Neale, a management professor at the Graduate School of Business at Stanford University and Lys, an accounting chair a the Kellogg School of Management at Northwestern University, use economics, psychology and negotiating experts to craft a strategy to help anyone become a better negotiator and get more of what they want. Among their suggestions:

  • Know your goals. Do you want to get a deal done quickly with the least amount of risk? Do you want to get as much out of it for yourself as possible? Would you prefer to enhance the relationship with the other person, or is it more important that you get what you want? It’s important that you’re clear on what you want before entering into any negotiations.
  • Know when to say “no.” You’ve got to know what you’re willing to accept from the other party in a negotiation, and when you will walk away. “Too many of us get so caught up in getting to ‘yes’ we don’t realize that it may not be a good deal,” Neale says. Make sure you’ve thought about alternatives if you decide to end negotiations.
  • Think like the other person. Before entering into negotiations, think about the other party involved. What might this person or organization want? What are their goals?  How critical is each issue to them? Try to determine where you can get the information you need to get a more complete picture of your counterpart’s needs and goals.
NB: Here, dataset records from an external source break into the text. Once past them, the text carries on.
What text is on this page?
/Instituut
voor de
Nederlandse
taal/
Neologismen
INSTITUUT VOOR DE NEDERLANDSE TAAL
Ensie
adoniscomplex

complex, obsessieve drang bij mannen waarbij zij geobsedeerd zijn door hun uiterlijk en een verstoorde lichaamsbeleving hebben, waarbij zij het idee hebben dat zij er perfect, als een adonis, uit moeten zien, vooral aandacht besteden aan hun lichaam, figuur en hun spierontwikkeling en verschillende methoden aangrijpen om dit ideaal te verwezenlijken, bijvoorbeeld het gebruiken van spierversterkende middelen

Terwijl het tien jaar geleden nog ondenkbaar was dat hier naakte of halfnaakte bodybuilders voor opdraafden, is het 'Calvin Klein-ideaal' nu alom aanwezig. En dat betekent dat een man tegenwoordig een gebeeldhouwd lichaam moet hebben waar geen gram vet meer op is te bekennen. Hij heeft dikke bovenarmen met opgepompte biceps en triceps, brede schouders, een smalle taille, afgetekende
  • Be wary of threats and promises. You may have been able to get your brother to do what you wanted with threats of “I’m going to tell Mom!” when you were young, but such a strategy has its downside now that you’re an adult. It’s the same story with promises. If you’re the one making the threat or promise, then you have to consider whether there will be any future interactions. Following through on a threat could damage that relationship, and reneging on a promise could do the same thing. On the other hand, you have to judge how credible a threat or promise is coming from someone else and whether it could truly hurt you – or is just a bluff.
  • Consider emotions.  Once you’ve thought about what you want and what your counterpart is likely to set as goals, then you should also consider what emotions are likely to be expressed. Will they be real – or just a way of negotiating? Emotions from your counterpart can give you important information, so be ready to consider what they might mean should they be expressed. Remember that positive behavior from you can be catching – the other person may just become more agreeable to your proposals and become more cooperative. At the same time, “use your anger judiciously and strategically, as individuals who are angry are typically… seen as more powerful than those who express sadness, guilt or frustration,” the authors say.
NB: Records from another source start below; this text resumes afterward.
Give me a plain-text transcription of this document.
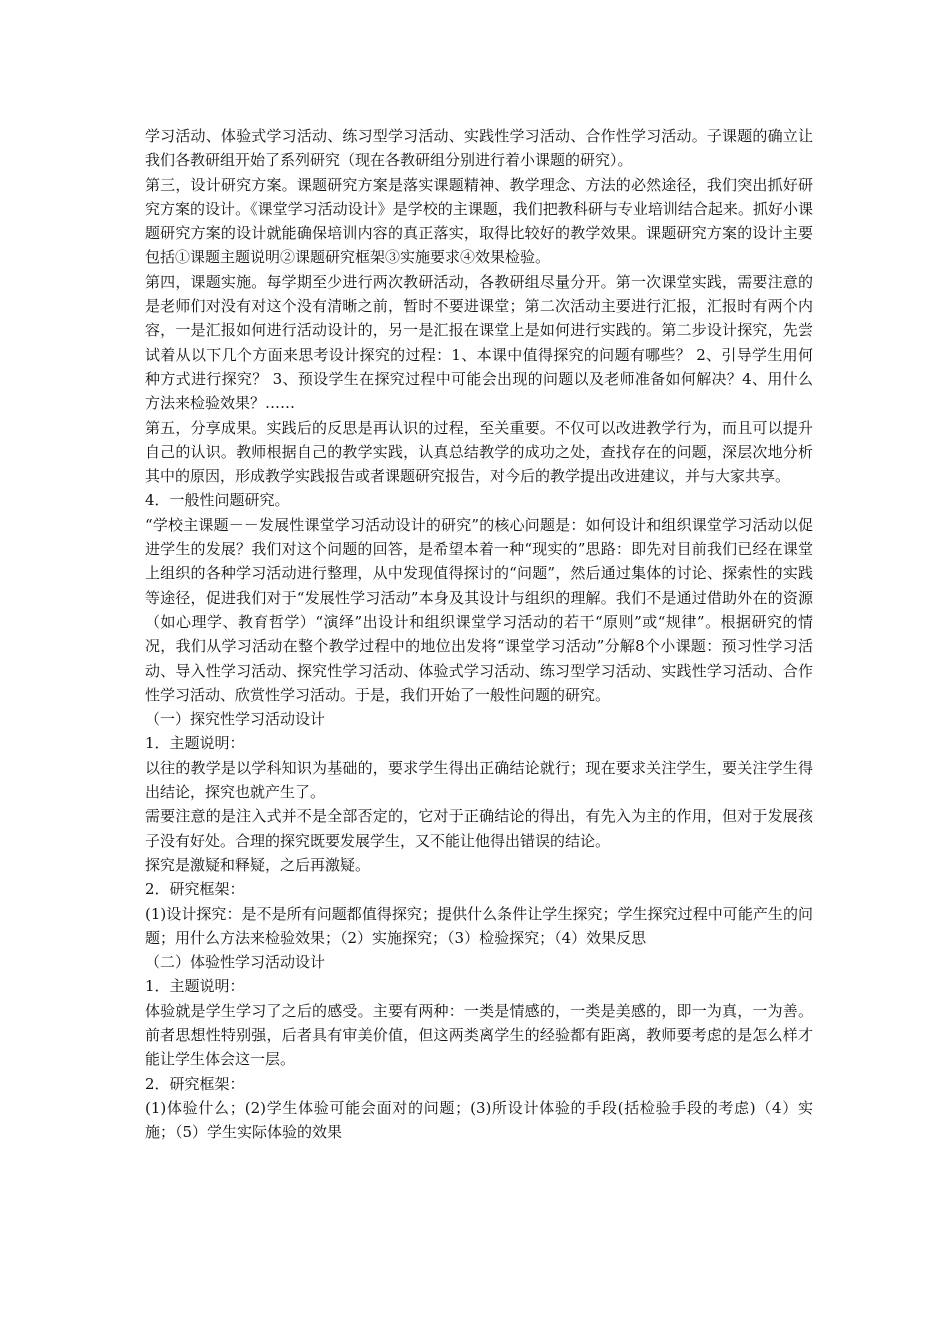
学习活动、体验式学习活动、练习型学习活动、实践性学习活动、合作性学习活动。子课题的确立让我们各教研组开始了系列研究（现在各教研组分别进行着小课题的研究）。

第三，设计研究方案。课题研究方案是落实课题精神、教学理念、方法的必然途径，我们突出抓好研究方案的设计。《课堂学习活动设计》是学校的主课题，我们把教科研与专业培训结合起来。抓好小课题研究方案的设计就能确保培训内容的真正落实，取得比较好的教学效果。课题研究方案的设计主要包括①课题主题说明②课题研究框架③实施要求④效果检验。

第四，课题实施。每学期至少进行两次教研活动，各教研组尽量分开。第一次课堂实践，需要注意的是老师们对没有对这个没有清晰之前，暂时不要进课堂；第二次活动主要进行汇报，汇报时有两个内容，一是汇报如何进行活动设计的，另一是汇报在课堂上是如何进行实践的。第二步设计探究，先尝试着从以下几个方面来思考设计探究的过程：1、本课中值得探究的问题有哪些？ 2、引导学生用何种方式进行探究？ 3、预设学生在探究过程中可能会出现的问题以及老师准备如何解决？4、用什么方法来检验效果？……

第五，分享成果。实践后的反思是再认识的过程，至关重要。不仅可以改进教学行为，而且可以提升自己的认识。教师根据自己的教学实践，认真总结教学的成功之处，查找存在的问题，深层次地分析其中的原因，形成教学实践报告或者课题研究报告，对今后的教学提出改进建议，并与大家共享。

4．一般性问题研究。

“学校主课题－－发展性课堂学习活动设计的研究”的核心问题是：如何设计和组织课堂学习活动以促进学生的发展？我们对这个问题的回答，是希望本着一种“现实的”思路：即先对目前我们已经在课堂上组织的各种学习活动进行整理，从中发现值得探讨的“问题”，然后通过集体的讨论、探索性的实践等途径，促进我们对于“发展性学习活动”本身及其设计与组织的理解。我们不是通过借助外在的资源（如心理学、教育哲学）“演绎”出设计和组织课堂学习活动的若干“原则”或“规律”。根据研究的情况，我们从学习活动在整个教学过程中的地位出发将“课堂学习活动”分解8个小课题：预习性学习活动、导入性学习活动、探究性学习活动、体验式学习活动、练习型学习活动、实践性学习活动、合作性学习活动、欣赏性学习活动。于是，我们开始了一般性问题的研究。

（一）探究性学习活动设计

1．主题说明：

以往的教学是以学科知识为基础的，要求学生得出正确结论就行；现在要求关注学生，要关注学生得出结论，探究也就产生了。

需要注意的是注入式并不是全部否定的，它对于正确结论的得出，有先入为主的作用，但对于发展孩子没有好处。合理的探究既要发展学生，又不能让他得出错误的结论。

探究是激疑和释疑，之后再激疑。

2．研究框架：

(1)设计探究：是不是所有问题都值得探究；提供什么条件让学生探究；学生探究过程中可能产生的问题；用什么方法来检验效果；（2）实施探究；（3）检验探究；（4）效果反思

（二）体验性学习活动设计

1．主题说明：

体验就是学生学习了之后的感受。主要有两种：一类是情感的，一类是美感的，即一为真，一为善。前者思想性特别强，后者具有审美价值，但这两类离学生的经验都有距离，教师要考虑的是怎么样才能让学生体会这一层。

2．研究框架：

(1)体验什么；(2)学生体验可能会面对的问题；(3)所设计体验的手段(括检验手段的考虑)（4）实施；（5）学生实际体验的效果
  • Get a powerful mindset.  Studies show that you’re likely to get more in a negotiation if you’ve got a “powerful mindset” even if you’re on the same professional level as the other person. To get into that strong mindset, think of a time you felt physically attractive or had power over another person. Then remember to stand and sit with confidence – shoulders back and head up.

Finally, don’t think that you’re so savvy that you don’t need to follow these lessons. Too often, “smart people act as if negotiation is simply improvisational theatre rather than an interdependent process that requires planning and preparation,” the authors say. “There is no one best way to negotiate – but there are numerous bad ways to negotiate if you do not stay focused and disciplined.”